Harta Tahta Wanita Plus Narkoba

Harta Tahta Wanita Plus Narkoba

TerasJatim.com – Rasanya tidak berlebihan jika banyak orang menyebut bahwa Indonesia sedang memasuki fase “darurat narkoba”. Bisa jadi itulah dua kata yang tepat untuk menggambarkan bagaimana perkembangan narkoba di tanah air saat ini.

Betapa tidak, kini hampir seluruh lapisan masyarakat sudah dicemari oleh kabar penyalahgunaan narkoba. Narkoba, dianggap sudah menyebar dan berada di lingkungan kelas sosial manapun, baik di tingkat pejabat pusat dan daerah, aparat penegak hukum, terlebih masyarakat sipil dan rakyat akar rumput.

Penangkapan Bupati Ogan Ili Sumsel,  Ahmad Wazir Nofiandi yang menghebohkan publik awal pekan lalu, sebenarnya hanyalah cerita yang biasa terjadi.

Publik meyakini, narkoba sudah mengalir jauh ke setiap lorong termasuk ruang dan bilik pemangku kekuasaan.
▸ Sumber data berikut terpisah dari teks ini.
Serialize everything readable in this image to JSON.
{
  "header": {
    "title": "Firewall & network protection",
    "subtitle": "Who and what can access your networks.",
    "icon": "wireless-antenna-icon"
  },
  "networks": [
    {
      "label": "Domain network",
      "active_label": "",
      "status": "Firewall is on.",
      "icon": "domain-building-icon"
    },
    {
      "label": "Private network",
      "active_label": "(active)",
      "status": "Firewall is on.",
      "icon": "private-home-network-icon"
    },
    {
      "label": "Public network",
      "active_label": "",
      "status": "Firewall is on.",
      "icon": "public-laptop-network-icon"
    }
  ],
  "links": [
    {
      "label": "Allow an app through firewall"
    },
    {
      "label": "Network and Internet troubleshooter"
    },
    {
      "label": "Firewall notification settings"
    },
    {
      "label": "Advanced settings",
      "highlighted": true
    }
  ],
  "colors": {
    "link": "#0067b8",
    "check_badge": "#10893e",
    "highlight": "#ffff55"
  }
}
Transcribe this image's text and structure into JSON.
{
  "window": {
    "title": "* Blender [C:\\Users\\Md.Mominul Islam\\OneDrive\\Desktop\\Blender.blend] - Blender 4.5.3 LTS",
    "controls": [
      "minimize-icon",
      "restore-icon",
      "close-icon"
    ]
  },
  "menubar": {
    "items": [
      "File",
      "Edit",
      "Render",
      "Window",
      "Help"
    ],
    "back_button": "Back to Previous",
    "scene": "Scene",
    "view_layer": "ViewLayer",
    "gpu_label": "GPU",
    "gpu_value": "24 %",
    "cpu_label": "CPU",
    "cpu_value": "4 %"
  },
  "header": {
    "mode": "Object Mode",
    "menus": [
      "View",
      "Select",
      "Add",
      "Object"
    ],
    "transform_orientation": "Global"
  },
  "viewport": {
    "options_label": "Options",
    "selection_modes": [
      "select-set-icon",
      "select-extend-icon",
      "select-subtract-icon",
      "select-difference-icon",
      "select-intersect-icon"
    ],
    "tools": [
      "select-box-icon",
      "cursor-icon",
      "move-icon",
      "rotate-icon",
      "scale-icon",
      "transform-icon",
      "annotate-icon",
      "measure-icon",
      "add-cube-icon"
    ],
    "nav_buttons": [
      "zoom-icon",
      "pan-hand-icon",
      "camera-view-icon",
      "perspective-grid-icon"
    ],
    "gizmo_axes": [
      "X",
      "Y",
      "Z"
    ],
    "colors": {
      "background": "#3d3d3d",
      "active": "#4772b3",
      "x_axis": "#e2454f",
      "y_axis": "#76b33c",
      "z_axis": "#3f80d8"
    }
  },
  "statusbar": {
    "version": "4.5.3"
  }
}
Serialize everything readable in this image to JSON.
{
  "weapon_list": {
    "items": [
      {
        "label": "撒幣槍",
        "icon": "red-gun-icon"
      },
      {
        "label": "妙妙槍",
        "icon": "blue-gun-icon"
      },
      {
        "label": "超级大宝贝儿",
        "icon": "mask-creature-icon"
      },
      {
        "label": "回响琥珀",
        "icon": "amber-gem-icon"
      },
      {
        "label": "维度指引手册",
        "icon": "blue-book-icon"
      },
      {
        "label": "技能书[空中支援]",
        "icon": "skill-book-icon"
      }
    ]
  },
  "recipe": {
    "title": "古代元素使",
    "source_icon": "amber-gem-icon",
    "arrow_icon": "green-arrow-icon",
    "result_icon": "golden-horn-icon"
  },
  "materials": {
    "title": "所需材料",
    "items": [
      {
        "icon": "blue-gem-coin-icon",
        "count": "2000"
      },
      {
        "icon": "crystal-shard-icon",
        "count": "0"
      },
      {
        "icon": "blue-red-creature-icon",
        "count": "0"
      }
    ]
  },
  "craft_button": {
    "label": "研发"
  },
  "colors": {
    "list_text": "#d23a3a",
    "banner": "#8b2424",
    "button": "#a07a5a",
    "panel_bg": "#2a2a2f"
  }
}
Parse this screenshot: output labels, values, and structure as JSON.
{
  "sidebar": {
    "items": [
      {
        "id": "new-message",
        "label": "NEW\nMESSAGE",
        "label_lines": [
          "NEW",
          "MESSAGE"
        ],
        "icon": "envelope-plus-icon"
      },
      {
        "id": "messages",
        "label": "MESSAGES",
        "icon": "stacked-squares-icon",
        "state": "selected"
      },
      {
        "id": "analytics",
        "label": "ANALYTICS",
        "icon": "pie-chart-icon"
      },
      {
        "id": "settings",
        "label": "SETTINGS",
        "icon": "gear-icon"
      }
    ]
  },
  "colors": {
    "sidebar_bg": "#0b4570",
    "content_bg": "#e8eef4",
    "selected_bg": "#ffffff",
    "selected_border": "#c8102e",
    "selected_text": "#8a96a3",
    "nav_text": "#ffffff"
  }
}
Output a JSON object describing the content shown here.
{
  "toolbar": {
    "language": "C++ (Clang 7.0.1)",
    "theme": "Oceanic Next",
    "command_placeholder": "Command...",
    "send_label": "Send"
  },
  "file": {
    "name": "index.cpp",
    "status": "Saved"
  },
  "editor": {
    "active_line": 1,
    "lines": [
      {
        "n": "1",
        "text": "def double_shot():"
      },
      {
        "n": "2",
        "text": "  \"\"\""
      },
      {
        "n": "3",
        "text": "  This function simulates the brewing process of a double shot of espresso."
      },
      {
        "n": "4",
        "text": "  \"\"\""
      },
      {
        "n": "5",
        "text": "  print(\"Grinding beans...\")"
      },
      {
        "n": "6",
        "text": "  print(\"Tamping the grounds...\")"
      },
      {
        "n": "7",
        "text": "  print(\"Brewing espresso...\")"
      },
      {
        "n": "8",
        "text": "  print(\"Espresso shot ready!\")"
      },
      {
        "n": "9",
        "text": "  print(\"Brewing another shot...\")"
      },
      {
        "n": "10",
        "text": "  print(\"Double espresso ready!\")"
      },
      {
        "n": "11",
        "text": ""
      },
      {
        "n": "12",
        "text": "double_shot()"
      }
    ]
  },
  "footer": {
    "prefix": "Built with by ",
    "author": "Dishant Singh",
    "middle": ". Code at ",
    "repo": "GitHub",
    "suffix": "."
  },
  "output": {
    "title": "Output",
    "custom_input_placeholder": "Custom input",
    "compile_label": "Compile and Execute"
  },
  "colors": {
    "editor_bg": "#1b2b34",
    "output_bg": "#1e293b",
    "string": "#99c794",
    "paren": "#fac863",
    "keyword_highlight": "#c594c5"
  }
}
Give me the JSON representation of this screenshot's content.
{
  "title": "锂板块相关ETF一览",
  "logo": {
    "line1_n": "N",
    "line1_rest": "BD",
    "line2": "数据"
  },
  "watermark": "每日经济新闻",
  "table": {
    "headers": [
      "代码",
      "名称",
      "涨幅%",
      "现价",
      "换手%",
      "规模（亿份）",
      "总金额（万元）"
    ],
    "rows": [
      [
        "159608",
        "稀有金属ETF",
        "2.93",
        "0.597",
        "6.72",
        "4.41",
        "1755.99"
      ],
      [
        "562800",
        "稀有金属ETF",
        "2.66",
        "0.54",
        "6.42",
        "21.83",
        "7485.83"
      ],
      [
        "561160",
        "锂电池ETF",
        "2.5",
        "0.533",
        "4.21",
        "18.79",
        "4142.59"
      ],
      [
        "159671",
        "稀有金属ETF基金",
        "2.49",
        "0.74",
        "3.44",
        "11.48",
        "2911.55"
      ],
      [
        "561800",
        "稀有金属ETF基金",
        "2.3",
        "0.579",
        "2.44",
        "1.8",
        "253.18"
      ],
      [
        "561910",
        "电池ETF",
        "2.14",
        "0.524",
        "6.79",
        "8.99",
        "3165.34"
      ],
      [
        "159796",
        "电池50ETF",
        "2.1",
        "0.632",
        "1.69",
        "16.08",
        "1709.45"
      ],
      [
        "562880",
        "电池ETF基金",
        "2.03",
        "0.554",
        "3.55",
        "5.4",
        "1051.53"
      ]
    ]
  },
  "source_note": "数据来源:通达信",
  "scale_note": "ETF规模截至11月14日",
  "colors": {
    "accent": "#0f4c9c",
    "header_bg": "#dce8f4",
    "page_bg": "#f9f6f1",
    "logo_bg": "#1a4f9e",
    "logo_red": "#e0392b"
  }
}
Kasus penangkapan oknum pejabat dan aparat yang terjadi selama ini, merupakan puncak dari gunung es atas kasus narkoba itu sendiri.

Bahkan, Badan Narkotika Nasional (BNN) menduga, bahwa elemen vital masyarakat termasuk pejabat dan aparat di luaran yang masih belum tertangkap, lebih banyak lagi. Kabarnya mereka  yang sudah terkontaminasi dan gandrung memakai narkoba, masih seabrek.

Malahan, institusi pimpinan Komjen Buwas tersebut memberikan signal kuat, bahwa setelah menangkap Bupati Ogan Ilir (OI), Ahmad Wazir Nofiandi Mawardi, BNN juga mengincar sejumlah nama pejabat daerah lain yang kerap menggunakan narkoba.

Saya berkeyakinan, publik akan mendukung upaya BNN untuk menghajar siapa saja yang bermain-main dengan penyalahgunaan narkoba, seperti halnya publik yang terus mendukung upaya KPK dalam  memberantas korupsi.

Bisa jadi, musuh utama rakyat sekarang bukan hanya sekedar korupsi dan terorisme semata, namun narkoba kini merupakan musuh besar yang harus diperangi bersama oleh bangsa ini. Kerusakan yang ditimbulkan oleh dampak buruk narkoba, kini sudah sangat dipahami oleh masyarakat.

Saya jadi teringat kata yang sempat disuarakan oleh mantan Deputi Perdana Menteri Malaysia, Anwar Ibrahim, dalam sebuah kuliah umumnya beberapa tahun lalu. Saat itu Datuk Anwar mengakui adanya fenomena tentang masalah godaan harta, tahta dan wanita, yang kemudian ditambahi dengan narkoba di lingkungan para pemilik kekuasaan, termasuk di Malaysia sendiri.

Ajaran dan filosofi Jawa tentang harta, tahta dan wanita, jauh hari terus didengungkan sebagian besar kakek buyut kita, agar kita menjaga tiga ‘TA’ menjadi sebuah anugerah terindah di bumi. Apabila kita tidak kuat menahannya, maka abugerah tadi akan berubah menjadi sebuah aib dan bencana.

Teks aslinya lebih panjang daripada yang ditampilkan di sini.